Former House Majority Leader Dennis Hastert settled in yesterday to new digs in the Washington, D.C. offices of Dickstein Shapiro, a law/lobby firm.
Hastert was said to have been the longest-serving Republican House Majority Leader in history, holding the post from January 1999 to November 2006, when Democrats wrested control of the House away from the GOP in the midterm elections.
Hastert's time as a leader on Capitol Hill was brushed by multiple scandals. Perhaps the most damaging came from Hastert's reported failure to act on knowledge of inappropriate contacts between then-Rep. Mark Foley, R-Fla., and teenaged former House pages, as confirmed by the House ethics committee's report on the matter. Hastert disputed the report's conclusion.
A 2003 letter Hastert wrote aiding certain Indian tribes threatened to draw him into the Abramoff scandal; Hastert denied wrongdoing. ABC News reported in May 2006 that Hastert had come under investigation in connection with the Abramoff probe. Justice Department officials initially denied he was under investigation, but later said he was "in the mix." No charges were brought.

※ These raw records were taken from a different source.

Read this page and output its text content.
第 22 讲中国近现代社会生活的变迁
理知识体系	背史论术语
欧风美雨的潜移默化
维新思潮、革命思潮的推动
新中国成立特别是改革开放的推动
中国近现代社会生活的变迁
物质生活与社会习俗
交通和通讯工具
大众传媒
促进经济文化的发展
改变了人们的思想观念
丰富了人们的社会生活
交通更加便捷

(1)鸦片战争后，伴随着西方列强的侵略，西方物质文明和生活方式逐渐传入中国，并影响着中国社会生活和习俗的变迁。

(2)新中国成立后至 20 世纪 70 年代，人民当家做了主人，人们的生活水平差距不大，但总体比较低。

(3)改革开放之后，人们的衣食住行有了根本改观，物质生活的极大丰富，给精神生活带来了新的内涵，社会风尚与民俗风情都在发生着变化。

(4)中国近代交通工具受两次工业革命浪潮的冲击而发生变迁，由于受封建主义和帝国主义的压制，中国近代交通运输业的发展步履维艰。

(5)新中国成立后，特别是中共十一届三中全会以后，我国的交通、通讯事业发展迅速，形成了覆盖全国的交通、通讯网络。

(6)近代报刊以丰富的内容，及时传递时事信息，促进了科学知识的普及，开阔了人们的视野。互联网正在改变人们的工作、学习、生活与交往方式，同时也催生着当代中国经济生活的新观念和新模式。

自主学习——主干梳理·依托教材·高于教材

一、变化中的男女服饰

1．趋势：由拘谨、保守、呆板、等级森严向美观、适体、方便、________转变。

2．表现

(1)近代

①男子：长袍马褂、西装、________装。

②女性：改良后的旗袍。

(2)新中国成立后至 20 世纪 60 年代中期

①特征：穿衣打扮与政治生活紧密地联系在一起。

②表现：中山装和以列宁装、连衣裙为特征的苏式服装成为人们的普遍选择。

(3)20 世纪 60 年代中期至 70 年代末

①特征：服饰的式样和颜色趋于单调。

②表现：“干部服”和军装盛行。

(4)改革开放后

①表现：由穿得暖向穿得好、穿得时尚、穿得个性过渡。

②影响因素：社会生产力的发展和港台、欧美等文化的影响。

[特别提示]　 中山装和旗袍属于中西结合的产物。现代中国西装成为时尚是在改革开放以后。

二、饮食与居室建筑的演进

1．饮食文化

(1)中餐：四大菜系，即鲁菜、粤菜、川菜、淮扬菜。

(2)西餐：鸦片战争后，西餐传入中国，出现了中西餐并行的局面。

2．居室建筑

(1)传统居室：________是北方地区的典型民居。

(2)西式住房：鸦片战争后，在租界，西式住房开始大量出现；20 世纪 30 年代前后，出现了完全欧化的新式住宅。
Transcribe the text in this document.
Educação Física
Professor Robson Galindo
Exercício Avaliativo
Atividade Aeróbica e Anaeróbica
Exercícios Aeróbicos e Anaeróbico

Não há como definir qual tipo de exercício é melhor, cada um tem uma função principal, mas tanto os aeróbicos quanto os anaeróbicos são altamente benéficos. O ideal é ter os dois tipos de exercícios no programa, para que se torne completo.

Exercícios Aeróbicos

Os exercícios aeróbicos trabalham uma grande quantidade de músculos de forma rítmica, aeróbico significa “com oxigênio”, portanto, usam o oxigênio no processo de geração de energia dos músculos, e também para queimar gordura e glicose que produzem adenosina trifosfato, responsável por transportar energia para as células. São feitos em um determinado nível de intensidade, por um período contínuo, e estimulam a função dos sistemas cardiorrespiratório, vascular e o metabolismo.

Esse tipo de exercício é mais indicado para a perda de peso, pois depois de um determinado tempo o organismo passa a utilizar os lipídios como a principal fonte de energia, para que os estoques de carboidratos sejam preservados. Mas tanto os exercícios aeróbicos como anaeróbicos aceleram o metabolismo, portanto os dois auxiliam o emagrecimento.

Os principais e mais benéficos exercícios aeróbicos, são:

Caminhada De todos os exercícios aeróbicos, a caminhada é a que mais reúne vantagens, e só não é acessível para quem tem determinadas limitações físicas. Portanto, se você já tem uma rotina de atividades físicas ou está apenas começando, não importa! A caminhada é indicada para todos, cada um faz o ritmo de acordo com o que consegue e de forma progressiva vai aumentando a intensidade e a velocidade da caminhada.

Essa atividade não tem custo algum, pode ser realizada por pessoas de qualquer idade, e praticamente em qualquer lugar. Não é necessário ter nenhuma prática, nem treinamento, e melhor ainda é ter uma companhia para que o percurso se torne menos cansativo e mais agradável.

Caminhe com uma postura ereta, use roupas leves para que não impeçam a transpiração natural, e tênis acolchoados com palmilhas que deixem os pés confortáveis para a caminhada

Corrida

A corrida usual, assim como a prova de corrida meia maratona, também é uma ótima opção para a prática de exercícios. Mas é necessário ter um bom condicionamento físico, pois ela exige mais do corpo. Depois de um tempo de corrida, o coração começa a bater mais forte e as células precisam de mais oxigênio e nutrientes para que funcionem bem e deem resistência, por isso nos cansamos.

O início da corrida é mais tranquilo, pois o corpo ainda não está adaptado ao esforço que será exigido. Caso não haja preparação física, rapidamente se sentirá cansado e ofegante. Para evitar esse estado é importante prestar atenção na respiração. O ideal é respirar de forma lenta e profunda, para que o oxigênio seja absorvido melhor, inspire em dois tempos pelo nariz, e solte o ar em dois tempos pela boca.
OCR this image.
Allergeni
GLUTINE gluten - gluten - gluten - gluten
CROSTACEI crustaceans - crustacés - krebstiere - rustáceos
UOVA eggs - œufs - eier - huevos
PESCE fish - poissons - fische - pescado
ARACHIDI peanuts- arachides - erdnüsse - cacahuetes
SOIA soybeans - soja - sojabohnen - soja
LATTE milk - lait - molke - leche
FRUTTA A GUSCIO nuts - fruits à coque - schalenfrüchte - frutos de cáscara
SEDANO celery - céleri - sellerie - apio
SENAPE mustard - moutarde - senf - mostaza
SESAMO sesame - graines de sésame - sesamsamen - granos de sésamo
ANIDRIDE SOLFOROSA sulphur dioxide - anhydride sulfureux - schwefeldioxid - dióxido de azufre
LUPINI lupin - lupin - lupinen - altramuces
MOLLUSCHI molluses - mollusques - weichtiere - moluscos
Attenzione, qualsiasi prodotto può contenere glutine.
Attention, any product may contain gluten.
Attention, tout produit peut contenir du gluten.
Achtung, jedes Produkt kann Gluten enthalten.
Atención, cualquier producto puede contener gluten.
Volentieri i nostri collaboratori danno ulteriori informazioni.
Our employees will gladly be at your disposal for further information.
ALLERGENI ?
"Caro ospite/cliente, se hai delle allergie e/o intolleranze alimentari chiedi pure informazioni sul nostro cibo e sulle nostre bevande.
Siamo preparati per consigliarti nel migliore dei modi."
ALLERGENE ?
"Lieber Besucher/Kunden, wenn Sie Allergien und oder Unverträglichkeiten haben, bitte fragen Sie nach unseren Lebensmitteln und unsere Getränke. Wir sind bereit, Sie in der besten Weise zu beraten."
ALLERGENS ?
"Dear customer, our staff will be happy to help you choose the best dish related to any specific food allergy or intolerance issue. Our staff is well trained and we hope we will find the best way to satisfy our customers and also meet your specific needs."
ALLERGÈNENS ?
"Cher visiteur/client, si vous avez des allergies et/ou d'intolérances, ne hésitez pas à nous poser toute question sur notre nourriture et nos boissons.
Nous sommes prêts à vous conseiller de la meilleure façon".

In 2006, reporters and good government groups made hay over Hastert's involvement in funding a highway project, which helped him make $2 million when he sold land he owned nearby. Hastert's lawyer said there was no connection between the highway project and the land deal.
A 2005 Vanity Fair article alleged Turkish groups and individuals at the Turkish Consulate in Washington, D.C. had discussed funneling tens of thousands of dollars to Hastert in exchange for political favors; his spokesman at the time denied Hastert had any knowledge of Turkish groups and had done no favors.
Hastert's new firm has done work for the government of Turkey and Turkish companies, a spokesperson confirmed Monday. She could not say whether or not Hastert would be working on projects involving that country.